PIMCO has launched its PIMCO Enhanced Short Maturity Strategy (MINT) on the NYSE Arca. This is the industry's first actively managed bond ETF. The ETF is designed to be an alternative to traditional money market funds (see Morningstar's recent commentary here).
Satuit Capital Small Cap will be liquidated by Dec. 15, 2009.
Munder Multi-Cap Growth will be liquidated by Dec. 23, 2009.
Pending shareholder approval, Federated Mid Cap Growth Strategies II portfolio of the Federated Insurance Series will merge into Federated Kaufmann II portfolio of the Federated Insurance Series. Also pending shareholder approval, Federated Clover Value II portfolio of the Federated Insurance Series will merge into Federated Capital Appreciation II portfolio of the Federated Insurance Series.
Shareholders of Monteagle Large Cap Growth are being asked to vote on a merger into Monteagle Quality Growth .
George Tharakan is no longer a portfolio manager of Nuveen Santa Barbara Growth , while Allan House and Christopher Leonard have joined the portfolio-management team of Nuveen Santa Barbara Growth Opportunities .
Stephane Arvanitis and Heather Hackett joined Paul Zemsky as comanagers of ING Global Target Payment (IGPAX).
Michael Collins joined the portfolio-management team of Dryden Total Return Bond (PDBAX).
Gregory Kaplan replaced Alan Remedios as co-portfolio manager of CNI Charter California Tax Exempt Bond .
Daniel Ling replaced David Mannheim as co-portfolio manager of PL International Large-Cap .
The board of trustees for UBS PACE Global Real Estate Investments (PREAX) replaced the fund's subadvisor, Goldman Sachs Asset Management, with ING Clarion Real Estate Securities and Brookfield Investment Management.
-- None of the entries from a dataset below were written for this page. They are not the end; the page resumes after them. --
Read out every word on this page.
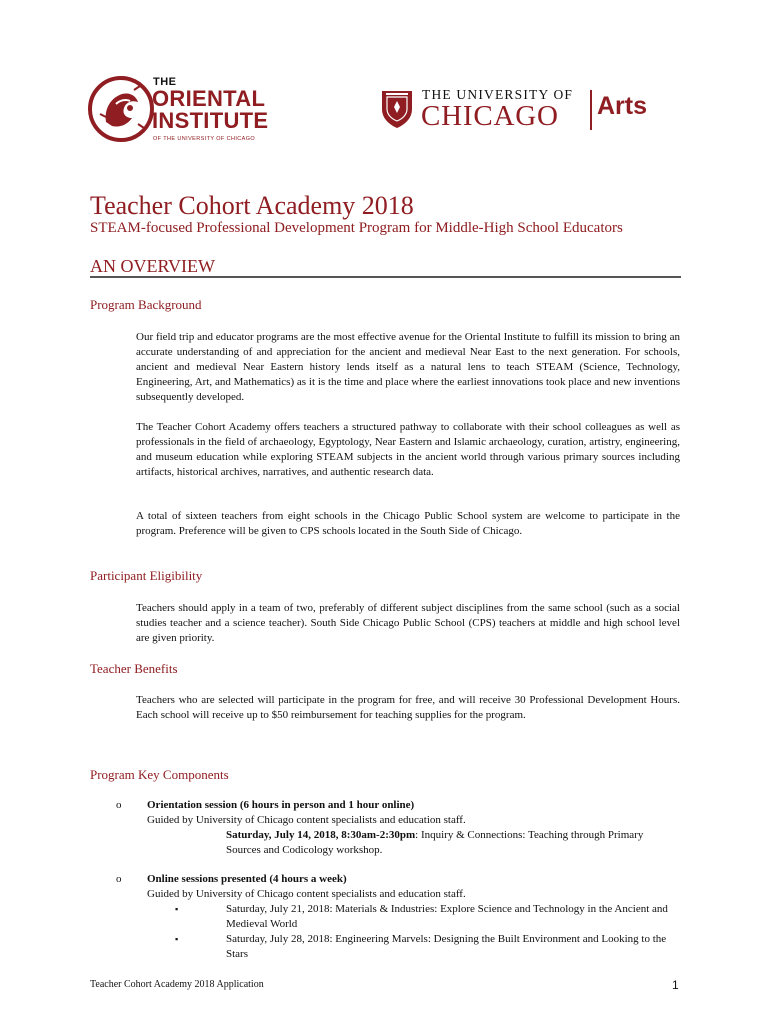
THE
ORIENTAL
INSTITUTE
OF THE UNIVERSITY OF CHICAGO
THE UNIVERSITY OF
CHICAGO Arts
Teacher Cohort Academy 2018
STEAM-focused Professional Development Program for Middle-High School Educators
AN OVERVIEW
Program Background
Our field trip and educator programs are the most effective avenue for the Oriental Institute to fulfill its mission to bring an accurate understanding of and appreciation for the ancient and medieval Near East to the next generation. For schools, ancient and medieval Near Eastern history lends itself as a natural lens to teach STEAM (Science, Technology, Engineering, Art, and Mathematics) as it is the time and place where the earliest innovations took place and new inventions subsequently developed.
The Teacher Cohort Academy offers teachers a structured pathway to collaborate with their school colleagues as well as professionals in the field of archaeology, Egyptology, Near Eastern and Islamic archaeology, curation, artistry, engineering, and museum education while exploring STEAM subjects in the ancient world through various primary sources including artifacts, historical archives, narratives, and authentic research data.
A total of sixteen teachers from eight schools in the Chicago Public School system are welcome to participate in the program. Preference will be given to CPS schools located in the South Side of Chicago.
Participant Eligibility
Teachers should apply in a team of two, preferably of different subject disciplines from the same school (such as a social studies teacher and a science teacher). South Side Chicago Public School (CPS) teachers at middle and high school level are given priority.
Teacher Benefits
Teachers who are selected will participate in the program for free, and will receive 30 Professional Development Hours. Each school will receive up to $50 reimbursement for teaching supplies for the program.
Program Key Components
o Orientation session (6 hours in person and 1 hour online)
Guided by University of Chicago content specialists and education staff.
Saturday, July 14, 2018, 8:30am-2:30pm: Inquiry & Connections: Teaching through Primary Sources and Codicology workshop.
o Online sessions presented (4 hours a week)
Guided by University of Chicago content specialists and education staff.
▪	Saturday, July 21, 2018: Materials & Industries: Explore Science and Technology in the Ancient and Medieval World
▪	Saturday, July 28, 2018: Engineering Marvels: Designing the Built Environment and Looking to the Stars
Teacher Cohort Academy 2018 Application	1
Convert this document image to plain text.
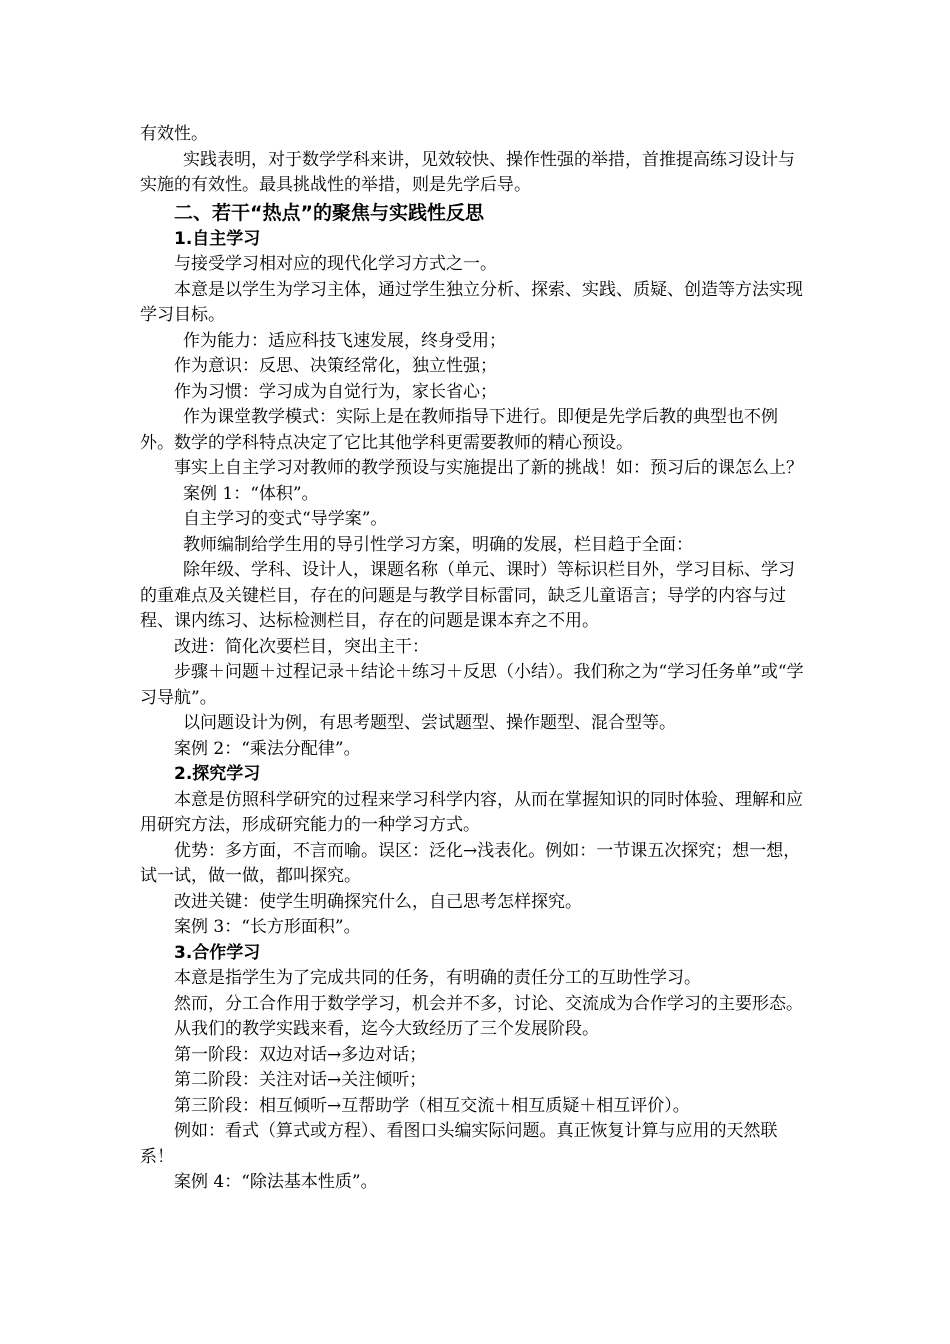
有效性。

实践表明，对于数学学科来讲，见效较快、操作性强的举措，首推提高练习设计与实施的有效性。最具挑战性的举措，则是先学后导。

二、若干“热点”的聚焦与实践性反思

1.自主学习

与接受学习相对应的现代化学习方式之一。

本意是以学生为学习主体，通过学生独立分析、探索、实践、质疑、创造等方法实现学习目标。

作为能力：适应科技飞速发展，终身受用；

作为意识：反思、决策经常化，独立性强；

作为习惯：学习成为自觉行为，家长省心；

作为课堂教学模式：实际上是在教师指导下进行。即便是先学后教的典型也不例外。数学的学科特点决定了它比其他学科更需要教师的精心预设。

事实上自主学习对教师的教学预设与实施提出了新的挑战！如：预习后的课怎么上？

案例 1：“体积”。

自主学习的变式“导学案”。

教师编制给学生用的导引性学习方案，明确的发展，栏目趋于全面：

除年级、学科、设计人，课题名称（单元、课时）等标识栏目外，学习目标、学习的重难点及关键栏目，存在的问题是与教学目标雷同，缺乏儿童语言；导学的内容与过程、课内练习、达标检测栏目，存在的问题是课本弃之不用。

改进：简化次要栏目，突出主干：

步骤＋问题＋过程记录＋结论＋练习＋反思（小结）。我们称之为“学习任务单”或“学习导航”。

以问题设计为例，有思考题型、尝试题型、操作题型、混合型等。

案例 2：“乘法分配律”。

2.探究学习

本意是仿照科学研究的过程来学习科学内容，从而在掌握知识的同时体验、理解和应用研究方法，形成研究能力的一种学习方式。

优势：多方面，不言而喻。误区：泛化→浅表化。例如：一节课五次探究；想一想，试一试，做一做，都叫探究。

改进关键：使学生明确探究什么，自己思考怎样探究。

案例 3：“长方形面积”。

3.合作学习

本意是指学生为了完成共同的任务，有明确的责任分工的互助性学习。

然而，分工合作用于数学学习，机会并不多，讨论、交流成为合作学习的主要形态。

从我们的教学实践来看，迄今大致经历了三个发展阶段。

第一阶段：双边对话→多边对话；

第二阶段：关注对话→关注倾听；

第三阶段：相互倾听→互帮助学（相互交流＋相互质疑＋相互评价）。

例如：看式（算式或方程）、看图口头编实际问题。真正恢复计算与应用的天然联系！

案例 4：“除法基本性质”。
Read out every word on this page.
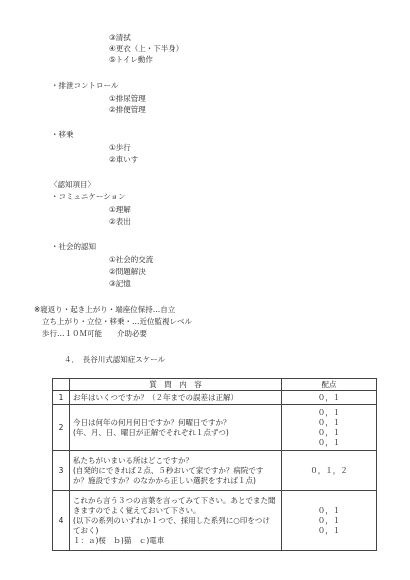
③清拭
④更衣（上・下半身）
⑤トイレ動作
・排泄コントロール
①排尿管理
②排便管理
・移乗
①歩行
②車いす
〈認知項目〉
・コミュニケーション
①理解
②表出
・社会的認知
①社会的交流
②問題解決
③記憶
※寝返り・起き上がり・端座位保持…自立
立ち上がり・立位・移乗・…近位監視レベル
歩行…１０Ｍ可能　　介助必要
４．　長谷川式認知症スケール
	質　問　内　容	配点
1	お年はいくつですか？（２年までの誤差は正解）	０，１

2	今日は何年の何月何日ですか？何曜日ですか？
(年、月、日、曜日が正解でそれぞれ１点ずつ)	０，１
０，１
０，１
０，１

3	私たちがいまいる所はどこですか？
(自発的にできれば２点、５秒おいて家ですか？病院です
か？施設ですか？のなかから正しい選択をすれば１点)	０，１，２

4	これから言う３つの言葉を言ってみて下さい。あとでまた聞
きますのでよく覚えておいて下さい。
(以下の系列のいずれか１つで、採用した系列に○印をつけ
ておく)
１：ａ)桜　ｂ)猫　ｃ)電車	０，１
０，１
０，１
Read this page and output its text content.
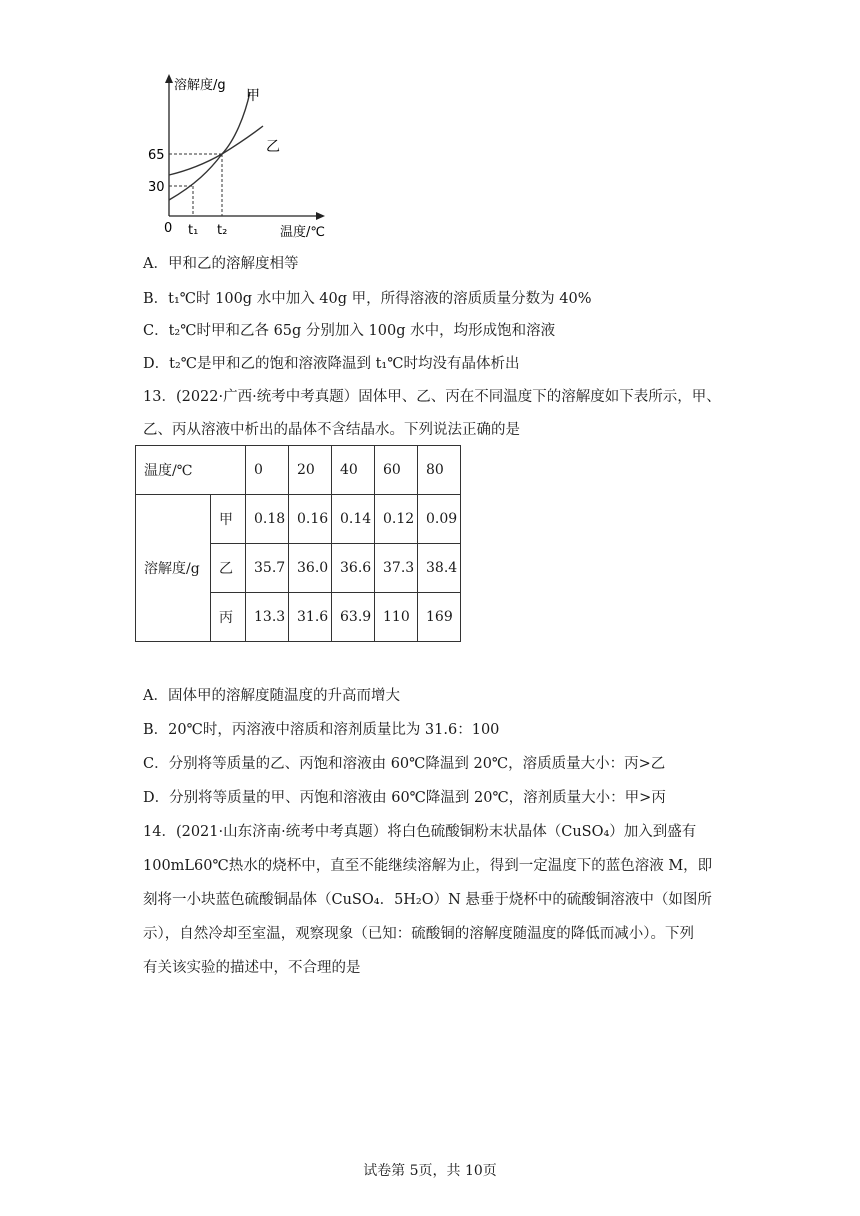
溶解度/g
甲
乙
65
30
0 t₁ t₂	温度/℃
A．甲和乙的溶解度相等
B．t₁℃时 100g 水中加入 40g 甲，所得溶液的溶质质量分数为 40%
C．t₂℃时甲和乙各 65g 分别加入 100g 水中，均形成饱和溶液
D．t₂℃是甲和乙的饱和溶液降温到 t₁℃时均没有晶体析出
13．(2022·广西·统考中考真题）固体甲、乙、丙在不同温度下的溶解度如下表所示，甲、
乙、丙从溶液中析出的晶体不含结晶水。下列说法正确的是
温度/℃		0	20	40	60	80
溶解度/g	甲	0.18	0.16	0.14	0.12	0.09
	乙	35.7	36.0	36.6	37.3	38.4
	丙	13.3	31.6	63.9	110	169
A．固体甲的溶解度随温度的升高而增大
B．20℃时，丙溶液中溶质和溶剂质量比为 31.6：100
C．分别将等质量的乙、丙饱和溶液由 60℃降温到 20℃，溶质质量大小：丙>乙
D．分别将等质量的甲、丙饱和溶液由 60℃降温到 20℃，溶剂质量大小：甲>丙
14．(2021·山东济南·统考中考真题）将白色硫酸铜粉末状晶体（CuSO₄）加入到盛有
100mL60℃热水的烧杯中，直至不能继续溶解为止，得到一定温度下的蓝色溶液 M，即
刻将一小块蓝色硫酸铜晶体（CuSO₄．5H₂O）N 悬垂于烧杯中的硫酸铜溶液中（如图所
示），自然冷却至室温，观察现象（已知：硫酸铜的溶解度随温度的降低而减小）。下列
有关该实验的描述中，不合理的是
试卷第 5页，共 10页
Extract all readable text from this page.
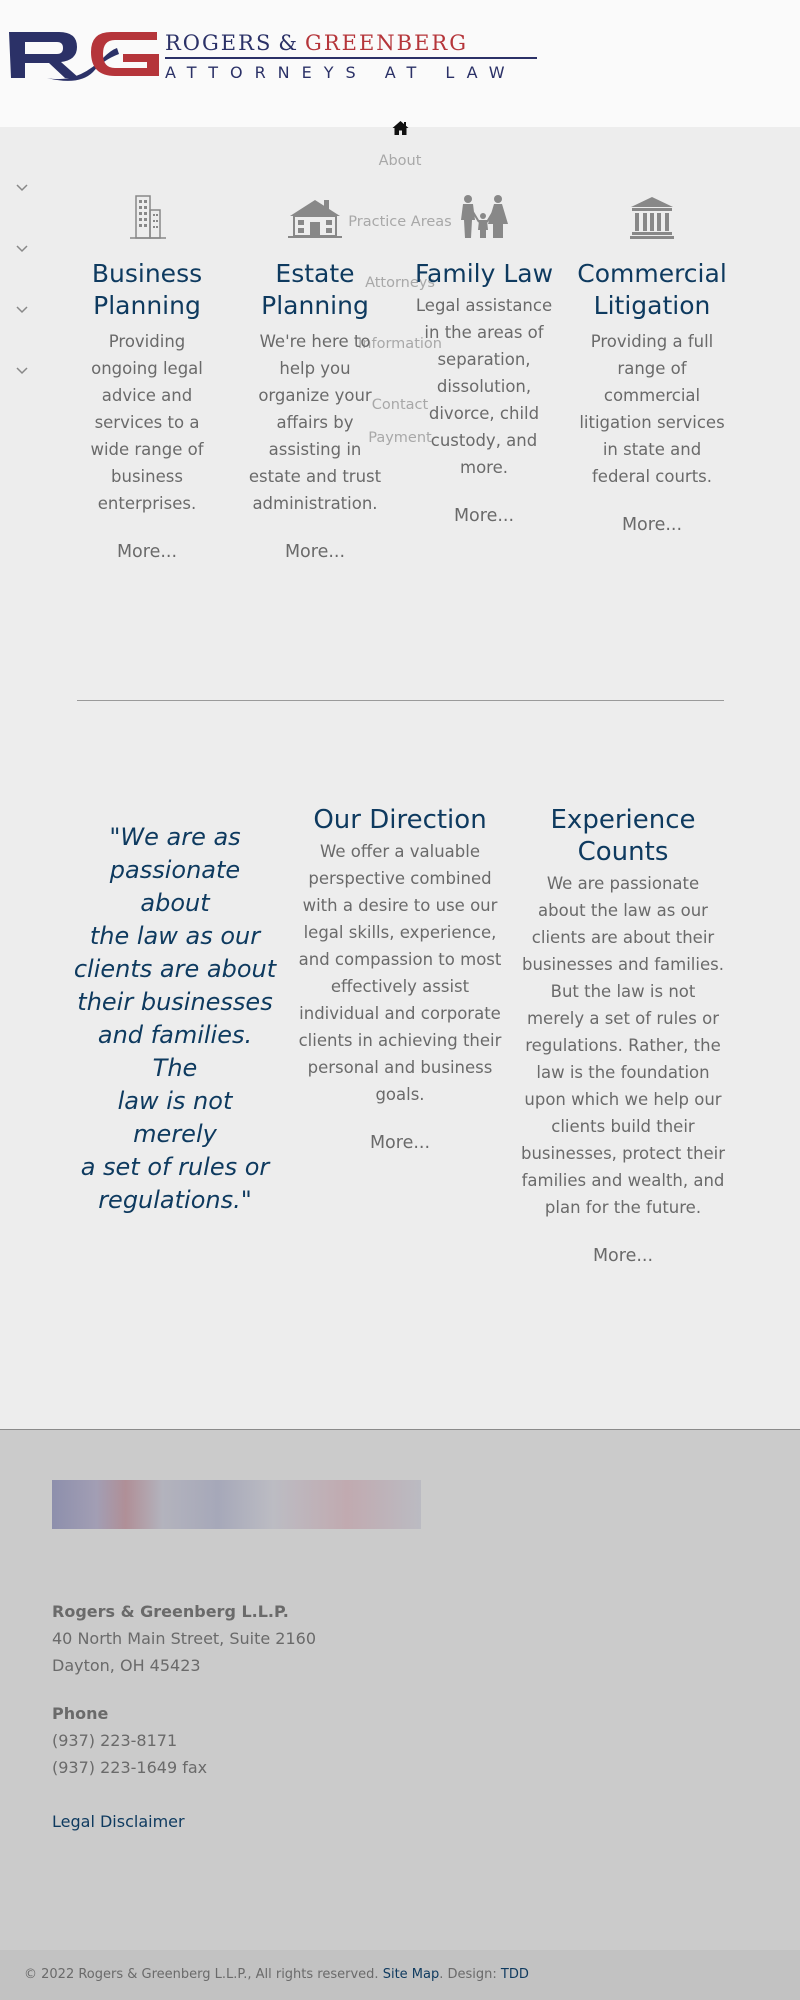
ROGERS & GREENBERG
ATTORNEYS AT LAW
About
Practice Areas
Attorneys
Information
Contact
Payment
Business
Planning
Providing
ongoing legal
advice and
services to a
wide range of
business
enterprises.
More...
Estate
Planning
We're here to
help you
organize your
affairs by
assisting in
estate and trust
administration.
More...
Family Law
Legal assistance
in the areas of
separation,
dissolution,
divorce, child
custody, and
more.
More...
Commercial
Litigation
Providing a full
range of
commercial
litigation services
in state and
federal courts.
More...
"We are as
passionate about
the law as our
clients are about
their businesses
and families. The
law is not merely
a set of rules or
regulations."
Our Direction
We offer a valuable
perspective combined
with a desire to use our
legal skills, experience,
and compassion to most
effectively assist
individual and corporate
clients in achieving their
personal and business
goals.
More...
Experience
Counts
We are passionate
about the law as our
clients are about their
businesses and families.
But the law is not
merely a set of rules or
regulations. Rather, the
law is the foundation
upon which we help our
clients build their
businesses, protect their
families and wealth, and
plan for the future.
More...
Rogers & Greenberg L.L.P.
40 North Main Street, Suite 2160
Dayton, OH 45423
Phone
(937) 223-8171
(937) 223-1649 fax
Legal Disclaimer
© 2022 Rogers & Greenberg L.L.P., All rights reserved. Site Map. Design: TDD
The fund's assets will be divided between the two new subadvisors.
On Nov. 1, Becker Value Equity (BVEFX) lowered the management fee from 1% to 0.85%. The lower expense ratio sits in the second-cheapest quintile for no-load large-cap funds and among the cheapest options for similarly sized funds.
This article was corrected to reflect mergers between portfolios within Federated Insurance Series and not among its retail shares.
Fund analysts Harry Milling and David Falkof contributed to this report.